The full report said he died of “cardiopulmonary arrest, complicating law enforcement subdual, restraint, and neck compression.” A summary report listed fentanyl intoxication and recent methamphetamine use under “other significant conditions” but not under “cause of death.”
The earlier arrest lends more weight to the defense plan to argue that Floyd put his life in danger by swallowing drugs again and that, combined with his health problems, caused his death, said Ted Sampsell-Jones, a professor at the Mitchell Hamline School of Law.
“Jurors are not supposed to be influenced by that sort of thing, but they are human,” Sampsell-Jones said.
Floyd, who was Black, was declared dead May 25 after Chauvin, who is white, pressed his knee on his neck for about nine minutes while he was handcuffed and pleading that he couldn’t breathe. Floyd’s death, captured on a widely seen bystander video, set off weeks of sometimes violent protests across the country and led to a national reckoning on racial justice.
The 13 jurors seated through Friday are split by race: Seven are white, four are Black and two are multiracial, according to the court.
It’s unclear which jurors would be alternates. Legal experts said it’s almost always the last people chosen, but the court said that wouldn’t necessarily be the case for Chauvin’s jury. Spokesman Kyle Christopherson said alternates could be chosen “many different ways,” but declined to give details.

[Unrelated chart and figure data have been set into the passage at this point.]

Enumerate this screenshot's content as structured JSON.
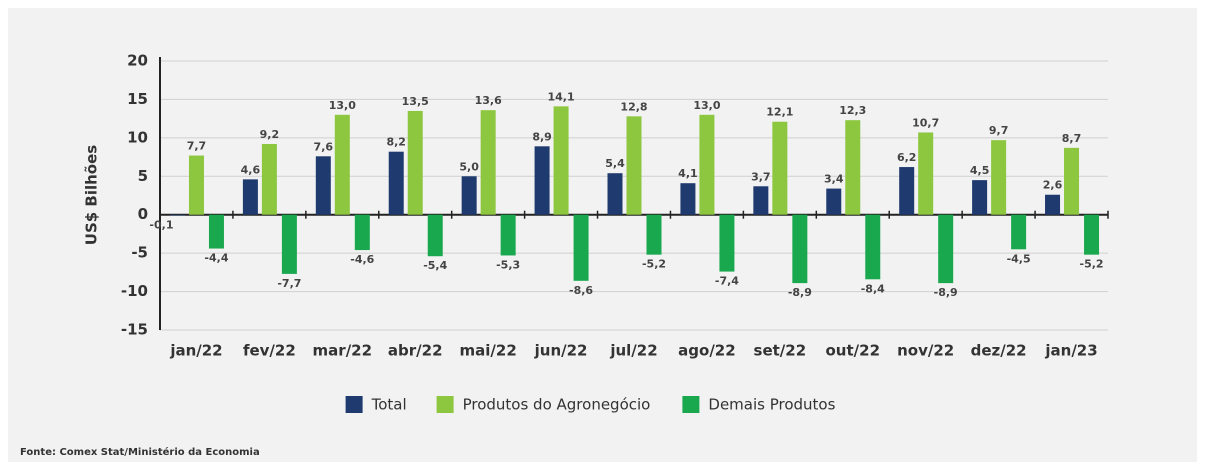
{
  "chart_data": {
    "type": "bar",
    "y_label": "US$ Bilhões",
    "source": "Fonte: Comex Stat/Ministério da Economia",
    "categories": [
      "jan/22",
      "fev/22",
      "mar/22",
      "abr/22",
      "mai/22",
      "jun/22",
      "jul/22",
      "ago/22",
      "set/22",
      "out/22",
      "nov/22",
      "dez/22",
      "jan/23"
    ],
    "series": [
      {
        "name": "Total",
        "color": "#1f3a6e",
        "values": [
          -0.1,
          4.6,
          7.6,
          8.2,
          5.0,
          8.9,
          5.4,
          4.1,
          3.7,
          3.4,
          6.2,
          4.5,
          2.6
        ],
        "value_labels": [
          "-0,1",
          "4,6",
          "7,6",
          "8,2",
          "5,0",
          "8,9",
          "5,4",
          "4,1",
          "3,7",
          "3,4",
          "6,2",
          "4,5",
          "2,6"
        ]
      },
      {
        "name": "Produtos do Agronegócio",
        "color": "#8dc63f",
        "values": [
          7.7,
          9.2,
          13.0,
          13.5,
          13.6,
          14.1,
          12.8,
          13.0,
          12.1,
          12.3,
          10.7,
          9.7,
          8.7
        ],
        "value_labels": [
          "7,7",
          "9,2",
          "13,0",
          "13,5",
          "13,6",
          "14,1",
          "12,8",
          "13,0",
          "12,1",
          "12,3",
          "10,7",
          "9,7",
          "8,7"
        ]
      },
      {
        "name": "Demais Produtos",
        "color": "#1aa84f",
        "values": [
          -4.4,
          -7.7,
          -4.6,
          -5.4,
          -5.3,
          -8.6,
          -5.2,
          -7.4,
          -8.9,
          -8.4,
          -8.9,
          -4.5,
          -5.2
        ],
        "value_labels": [
          "-4,4",
          "-7,7",
          "-4,6",
          "-5,4",
          "-5,3",
          "-8,6",
          "-5,2",
          "-7,4",
          "-8,9",
          "-8,4",
          "-8,9",
          "-4,5",
          "-5,2"
        ]
      }
    ],
    "ylim": [
      -15,
      20
    ],
    "yticks": [
      -15,
      -10,
      -5,
      0,
      5,
      10,
      15,
      20
    ],
    "grid": true,
    "legend": "bottom"
  }
}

“You can see in this case why (Cahill) might want to do something different, like draw numbers from a hat,” said Sampsell-Jones. He said the judge needs all jurors to pay attention and wouldn’t want anyone to learn they are alternates through the media.
The woman picked Friday — a white woman in her 50s — said she’s never seen police officers use more force with Black people or minorities than with white people, and that there’s nothing to fear from police if people cooperate and comply with commands. She stopped short of saying an uncooperative person deserves to be harmed.
“If you’re not listening to what the commands are, obviously something else needs to happen to resolve the situation,” she said of officers’ actions. “I don’t know how far the steps need to go.”
Several potential jurors were dismissed Friday, including a college student who attended protests that called for Chauvin and the other officers to be fired and charged, and one man who said he’d have a hard time believing testimony of Minneapolis police officers, because he believes they might try to cover up something.
Opening statements are March 29 if the jury is complete.